Most of the documentation is already available in the Readme of Nemo64/dbal-rds-data but I’m repeating this specifically for this symfony setup here.

composer require nemo64/dbal-rds-data
# config/packages/lambda/doctrine.yaml
doctrine:
    dbal:
        # the url can override the driver class
        # but I can't define this driver in the url which is why i made it the default
        # Doctrine\DBAL\DriverManager::parseDatabaseUrlScheme
        driver_class: Nemo64\DbalRdsData\RdsDataDriver
# keep the rest of your doctrine.yaml from the prod environment
# serverless.yaml
provider:
  # [...]
  environment:
    # [...]
    DATABASE_URL: !Join
      - ''
      - - '//' # rds-data is set to default because custom drivers can't be named in a way that they can be used here
        - !Ref AWS::Region # the hostname is the region
        - '/${opt:stage, self:provider.stage}'
        - '?driverOptions[resourceArn]='
        - !Join [':', ['arn:aws:rds', !Ref AWS::Region, !Ref AWS::AccountId, 'cluster', !Ref Database]]
        - '&driverOptions[secretArn]='
        - !Ref DatabaseSecret
  
  # [...]
  iamRoleStatements:
    - Effect: Allow
      Resource: '*' # it isn't supported to limit this
      # https://docs.aws.amazon.com/IAM/latest/UserGuide/list_amazonrdsdataapi.html
      Action: rds-data:*
    # this rds-data endpoint will use the same identity to get the secret 
    - Effect: Allow
      Resource: !Ref DatabaseSecret
      # https://docs.aws.amazon.com/IAM/latest/UserGuide/list_awssecretsmanager.html
      Action: secretsmanager:GetSecretValue

# [...]
resources:
  Resources:
      # Make sure that there is a default VPC in your account.
      # https://console.aws.amazon.com/vpc/home#vpcs:isDefault=true
      # If not, click "Actions" > "Create Default VPC"
      # While your applications doesn't need it, the database must still be provisioned into a VPC so use the default. 
      Database:
        Type: AWS::RDS::DBCluster # https://docs.aws.amazon.com/AWSCloudFormation/latest/UserGuide/aws-resource-rds-dbcluster.html
        Properties:
          Engine: aurora
          EngineMode: serverless
          EnableHttpEndpoint: true # this is the important part
          DatabaseName: '${opt:stage, self:provider.stage}'
          MasterUsername: !Join ['', ['{{resolve:secretsmanager:', !Ref DatabaseSecret, ':SecretString:username}}']]
          MasterUserPassword: !Join ['', ['{{resolve:secretsmanager:', !Ref DatabaseSecret, ':SecretString:password}}']]
          # https://docs.aws.amazon.com/AWSCloudFormation/latest/UserGuide/aws-properties-rds-dbcluster-scalingconfiguration.html
          ScalingConfiguration: {MinCapacity: 1, MaxCapactiy: 2, AutoPause: true}
      DatabaseSecret:
        Type: AWS::SecretsManager::Secret # https://docs.aws.amazon.com/AWSCloudFormation/latest/UserGuide/aws-resource-secretsmanager-secret.html
        Properties:
          GenerateSecretString:
            SecretStringTemplate: '{"username": "admin"}'
            GenerateStringKey: "password"
            PasswordLength: 41 # max length of a mysql password
            ExcludeCharacters: '"@/\'
      DatabaseSecretAttachment:
        Type: AWS::SecretsManager::SecretTargetAttachment # https://docs.aws.amazon.com/AWSCloudFormation/latest/UserGuide/aws-resource-secretsmanager-secrettargetattachment.html
        Properties:
          SecretId: !Ref DatabaseSecret
          TargetId: !Ref Database
          TargetType: AWS::RDS::DBCluster

And now your application has a database.
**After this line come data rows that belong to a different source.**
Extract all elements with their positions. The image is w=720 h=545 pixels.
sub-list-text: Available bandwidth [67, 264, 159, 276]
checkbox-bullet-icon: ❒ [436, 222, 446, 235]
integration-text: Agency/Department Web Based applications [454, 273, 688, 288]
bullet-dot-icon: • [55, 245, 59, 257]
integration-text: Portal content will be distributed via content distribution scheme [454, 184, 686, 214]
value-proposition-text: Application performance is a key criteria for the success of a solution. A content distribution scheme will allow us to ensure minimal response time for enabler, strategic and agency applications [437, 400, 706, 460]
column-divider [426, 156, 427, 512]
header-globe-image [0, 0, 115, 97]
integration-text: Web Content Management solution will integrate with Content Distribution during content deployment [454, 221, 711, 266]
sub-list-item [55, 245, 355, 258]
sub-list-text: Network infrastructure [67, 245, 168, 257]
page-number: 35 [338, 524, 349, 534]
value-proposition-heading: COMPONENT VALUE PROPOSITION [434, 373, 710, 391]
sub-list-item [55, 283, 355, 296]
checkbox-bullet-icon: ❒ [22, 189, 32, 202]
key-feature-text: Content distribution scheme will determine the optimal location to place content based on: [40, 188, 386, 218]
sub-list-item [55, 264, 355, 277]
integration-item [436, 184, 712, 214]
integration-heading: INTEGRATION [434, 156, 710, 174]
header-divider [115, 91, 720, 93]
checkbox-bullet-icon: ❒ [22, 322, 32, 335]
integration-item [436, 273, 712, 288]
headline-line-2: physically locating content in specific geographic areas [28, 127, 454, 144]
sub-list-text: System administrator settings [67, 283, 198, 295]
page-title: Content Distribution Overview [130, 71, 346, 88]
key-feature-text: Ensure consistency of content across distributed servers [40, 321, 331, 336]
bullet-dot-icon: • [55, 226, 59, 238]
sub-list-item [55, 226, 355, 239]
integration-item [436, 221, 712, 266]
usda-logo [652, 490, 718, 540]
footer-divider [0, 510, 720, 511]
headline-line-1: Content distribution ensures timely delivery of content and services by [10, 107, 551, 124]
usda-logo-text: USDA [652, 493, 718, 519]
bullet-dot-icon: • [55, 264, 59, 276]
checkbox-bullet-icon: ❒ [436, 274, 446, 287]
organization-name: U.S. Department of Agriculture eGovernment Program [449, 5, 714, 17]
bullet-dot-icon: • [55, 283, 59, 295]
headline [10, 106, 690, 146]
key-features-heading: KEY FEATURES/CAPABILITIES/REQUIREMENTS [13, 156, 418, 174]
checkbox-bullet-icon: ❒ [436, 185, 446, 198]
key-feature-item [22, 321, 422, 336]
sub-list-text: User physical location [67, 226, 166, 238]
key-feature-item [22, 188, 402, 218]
You can now run the usual commands to create the schema but you’ll have to do that within your lambda so:

sls invoke -f console -d '{"cli": "doctrine:migrations:migrate --no-interaction"}'
# or
php vendor/bin/bref cli symfony-project-dev-console --region=eu-west-1 -- doctrine:migrations:migrate --no-interaction

You can use the bref cli command which has a much nicer output but you’ll need to pass the region and the full lambda name.

Final words 

That’s it for the moment. There are still a few things I haven’t touched and a lot I probably haven’t even discovered. I’ll probably keep this post update just as documentation for myself.

I want to thank Matthieu for the unbelievable amount of work he continues to put into bref and also Tobias because he somehow gets involved in nearly all issue I open related to symfony and aws.